父さまの姿が、まるで昨日のことのように鮮明に蘇る。鋭い眼差し、骨張った大きな手、そして華麗な動きと流れるような剣筋。それらすべてに、私は深い憧れを抱いていた。
私は隠れて、小さな手で木刀を握りしめ、父さまの真似をして素振りを繰り返した。それが、私にとって父さまとの繋がりを感じる唯一の方法だった。木刀を振るうたびに、父さまの剣の舞を思い浮かべ、自分もその一部になりたいと願った。
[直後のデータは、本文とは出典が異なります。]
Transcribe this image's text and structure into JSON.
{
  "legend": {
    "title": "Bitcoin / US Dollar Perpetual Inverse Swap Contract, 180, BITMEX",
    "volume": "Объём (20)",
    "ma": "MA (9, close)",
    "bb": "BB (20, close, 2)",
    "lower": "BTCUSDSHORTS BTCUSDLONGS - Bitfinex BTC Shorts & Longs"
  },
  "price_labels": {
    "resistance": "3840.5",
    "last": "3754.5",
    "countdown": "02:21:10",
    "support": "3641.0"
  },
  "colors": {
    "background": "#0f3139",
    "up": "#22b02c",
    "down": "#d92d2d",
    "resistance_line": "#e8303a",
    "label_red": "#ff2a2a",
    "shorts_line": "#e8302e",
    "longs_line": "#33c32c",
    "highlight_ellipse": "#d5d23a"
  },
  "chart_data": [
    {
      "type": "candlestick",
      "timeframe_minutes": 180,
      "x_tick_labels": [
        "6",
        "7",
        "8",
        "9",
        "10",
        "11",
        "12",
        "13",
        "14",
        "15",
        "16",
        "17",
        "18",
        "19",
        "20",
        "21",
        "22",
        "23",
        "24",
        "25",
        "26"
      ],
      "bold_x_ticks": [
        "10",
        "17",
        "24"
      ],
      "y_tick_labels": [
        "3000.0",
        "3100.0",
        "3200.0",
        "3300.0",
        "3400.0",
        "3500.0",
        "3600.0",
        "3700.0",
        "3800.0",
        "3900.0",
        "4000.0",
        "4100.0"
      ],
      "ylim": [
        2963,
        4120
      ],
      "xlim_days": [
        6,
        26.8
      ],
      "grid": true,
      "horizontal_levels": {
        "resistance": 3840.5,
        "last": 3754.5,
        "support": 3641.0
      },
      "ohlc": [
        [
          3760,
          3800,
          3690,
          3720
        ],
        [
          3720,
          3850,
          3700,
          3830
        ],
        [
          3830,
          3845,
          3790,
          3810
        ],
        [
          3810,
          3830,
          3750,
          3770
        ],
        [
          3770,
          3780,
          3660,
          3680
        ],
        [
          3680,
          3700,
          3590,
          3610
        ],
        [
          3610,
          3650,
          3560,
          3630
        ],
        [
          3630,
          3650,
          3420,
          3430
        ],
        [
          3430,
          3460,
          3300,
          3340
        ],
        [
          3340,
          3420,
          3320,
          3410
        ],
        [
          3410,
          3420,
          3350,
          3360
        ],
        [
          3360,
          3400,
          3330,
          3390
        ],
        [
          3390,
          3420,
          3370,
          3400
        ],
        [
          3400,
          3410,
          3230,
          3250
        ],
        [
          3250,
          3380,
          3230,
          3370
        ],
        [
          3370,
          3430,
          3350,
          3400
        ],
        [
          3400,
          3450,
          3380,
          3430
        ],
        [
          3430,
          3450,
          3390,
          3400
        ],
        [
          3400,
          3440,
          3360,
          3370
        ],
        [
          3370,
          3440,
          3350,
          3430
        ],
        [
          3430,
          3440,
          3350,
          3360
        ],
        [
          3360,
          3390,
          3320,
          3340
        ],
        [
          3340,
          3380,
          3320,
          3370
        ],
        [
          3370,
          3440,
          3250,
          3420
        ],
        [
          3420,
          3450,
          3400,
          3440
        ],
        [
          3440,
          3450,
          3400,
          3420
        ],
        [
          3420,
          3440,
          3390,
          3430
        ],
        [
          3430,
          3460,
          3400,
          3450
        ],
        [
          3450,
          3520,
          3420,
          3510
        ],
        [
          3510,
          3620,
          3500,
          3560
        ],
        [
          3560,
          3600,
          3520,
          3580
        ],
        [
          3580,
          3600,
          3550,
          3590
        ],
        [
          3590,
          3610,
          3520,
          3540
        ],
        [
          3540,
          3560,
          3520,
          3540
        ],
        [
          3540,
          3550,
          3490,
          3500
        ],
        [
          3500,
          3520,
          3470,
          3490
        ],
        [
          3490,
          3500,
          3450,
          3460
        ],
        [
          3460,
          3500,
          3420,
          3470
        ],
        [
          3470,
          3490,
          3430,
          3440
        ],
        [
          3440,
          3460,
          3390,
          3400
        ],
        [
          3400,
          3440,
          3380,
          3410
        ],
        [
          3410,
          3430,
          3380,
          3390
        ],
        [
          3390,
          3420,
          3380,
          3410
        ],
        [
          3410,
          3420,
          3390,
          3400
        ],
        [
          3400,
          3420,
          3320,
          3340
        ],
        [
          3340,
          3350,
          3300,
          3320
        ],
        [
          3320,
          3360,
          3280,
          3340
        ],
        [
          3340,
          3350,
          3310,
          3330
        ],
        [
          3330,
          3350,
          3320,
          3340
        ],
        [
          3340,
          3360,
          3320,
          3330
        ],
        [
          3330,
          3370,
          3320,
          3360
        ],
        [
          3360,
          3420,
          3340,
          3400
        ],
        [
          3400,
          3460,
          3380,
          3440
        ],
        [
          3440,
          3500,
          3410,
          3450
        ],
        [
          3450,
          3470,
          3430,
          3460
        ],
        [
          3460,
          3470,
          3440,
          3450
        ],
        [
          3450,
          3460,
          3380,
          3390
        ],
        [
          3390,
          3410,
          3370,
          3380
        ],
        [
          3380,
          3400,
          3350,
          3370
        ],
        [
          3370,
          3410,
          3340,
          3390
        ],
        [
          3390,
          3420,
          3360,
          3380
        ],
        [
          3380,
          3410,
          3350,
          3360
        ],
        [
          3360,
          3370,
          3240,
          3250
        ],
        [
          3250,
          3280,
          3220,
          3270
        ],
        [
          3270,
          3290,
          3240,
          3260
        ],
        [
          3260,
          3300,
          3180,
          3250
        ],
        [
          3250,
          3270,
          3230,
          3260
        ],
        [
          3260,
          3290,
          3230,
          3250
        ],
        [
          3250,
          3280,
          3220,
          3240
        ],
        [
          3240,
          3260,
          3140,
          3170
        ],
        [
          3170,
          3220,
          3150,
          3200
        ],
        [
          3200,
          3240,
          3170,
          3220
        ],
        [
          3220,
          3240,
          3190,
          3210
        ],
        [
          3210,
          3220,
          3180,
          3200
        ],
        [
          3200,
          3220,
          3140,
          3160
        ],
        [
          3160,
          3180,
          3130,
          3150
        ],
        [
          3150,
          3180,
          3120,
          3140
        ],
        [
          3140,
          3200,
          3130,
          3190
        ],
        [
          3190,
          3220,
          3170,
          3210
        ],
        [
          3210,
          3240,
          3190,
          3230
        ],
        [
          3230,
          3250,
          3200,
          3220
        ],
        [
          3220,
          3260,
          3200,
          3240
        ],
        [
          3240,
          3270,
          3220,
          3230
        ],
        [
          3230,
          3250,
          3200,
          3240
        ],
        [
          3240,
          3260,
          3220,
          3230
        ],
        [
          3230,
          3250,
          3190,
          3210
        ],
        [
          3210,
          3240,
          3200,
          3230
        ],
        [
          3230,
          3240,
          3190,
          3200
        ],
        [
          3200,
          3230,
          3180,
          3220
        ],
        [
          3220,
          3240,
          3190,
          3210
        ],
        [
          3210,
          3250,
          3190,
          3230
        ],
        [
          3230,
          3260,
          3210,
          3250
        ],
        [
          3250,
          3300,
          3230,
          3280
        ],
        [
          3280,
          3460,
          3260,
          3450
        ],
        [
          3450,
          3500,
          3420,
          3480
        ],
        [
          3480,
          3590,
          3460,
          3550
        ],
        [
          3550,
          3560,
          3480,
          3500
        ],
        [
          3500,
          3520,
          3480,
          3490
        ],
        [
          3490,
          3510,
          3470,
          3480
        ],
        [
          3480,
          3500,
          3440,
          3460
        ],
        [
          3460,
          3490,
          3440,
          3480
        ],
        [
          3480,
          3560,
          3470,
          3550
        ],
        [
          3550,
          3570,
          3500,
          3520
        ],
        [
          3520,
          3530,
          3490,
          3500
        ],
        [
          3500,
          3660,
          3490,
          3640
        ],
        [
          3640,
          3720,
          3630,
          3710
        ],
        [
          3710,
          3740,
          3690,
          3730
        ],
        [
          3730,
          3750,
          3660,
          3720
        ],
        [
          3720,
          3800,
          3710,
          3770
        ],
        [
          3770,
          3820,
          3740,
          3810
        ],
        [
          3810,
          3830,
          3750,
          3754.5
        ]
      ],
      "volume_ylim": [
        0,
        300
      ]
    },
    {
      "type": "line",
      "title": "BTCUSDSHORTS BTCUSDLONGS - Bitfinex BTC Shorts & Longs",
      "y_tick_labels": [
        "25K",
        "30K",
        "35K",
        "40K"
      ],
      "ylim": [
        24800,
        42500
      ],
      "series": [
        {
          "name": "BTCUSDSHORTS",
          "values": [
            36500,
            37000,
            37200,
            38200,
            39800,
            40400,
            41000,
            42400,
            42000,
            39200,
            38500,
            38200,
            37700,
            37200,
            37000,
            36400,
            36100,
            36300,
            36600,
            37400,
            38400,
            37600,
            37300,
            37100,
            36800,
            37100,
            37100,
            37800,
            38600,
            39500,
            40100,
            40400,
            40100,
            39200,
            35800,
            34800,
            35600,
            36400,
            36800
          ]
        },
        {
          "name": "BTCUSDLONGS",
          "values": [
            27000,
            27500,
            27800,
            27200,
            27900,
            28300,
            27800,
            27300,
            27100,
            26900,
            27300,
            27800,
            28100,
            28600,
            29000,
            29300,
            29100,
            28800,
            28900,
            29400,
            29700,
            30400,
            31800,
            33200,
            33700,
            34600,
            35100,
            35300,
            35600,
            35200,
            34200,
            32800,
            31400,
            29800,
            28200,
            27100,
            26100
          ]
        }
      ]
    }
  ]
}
前世の記憶を取り戻してからは、手慰み程度の古流武術の技術も取り入れ、自分なりの形を模索してきた。それでも、まだ実戦で使える域には達していないのは明らかで、自分の未熟さを痛感するばかりだった。
「確かに、見てきた。でも、それだけじゃ……」
「見ていただけでも十分だ。特にお前のように強い意志を持っているならなおさらな。お前の中には、あいつの血が流れている。俺が見たいのはそんな繋がれた命なんだ」
ヴィルの言葉が私の心を強く打った。
父さまが私に託した命、その重みを感じながら、私の中に受け継がれたものが本当に存在するのなら、それを証明しなければならないと強く思った。
彼の期待に応えたい、そしてこの剣が私の一部であることを証明したい。ここで退くわけにはいかない。心の奥で、一つの決意が芽生えた。
「いいわ。その申し出、受けようじゃない!」
私の言葉には強い意志と確固たる決意が込められていた。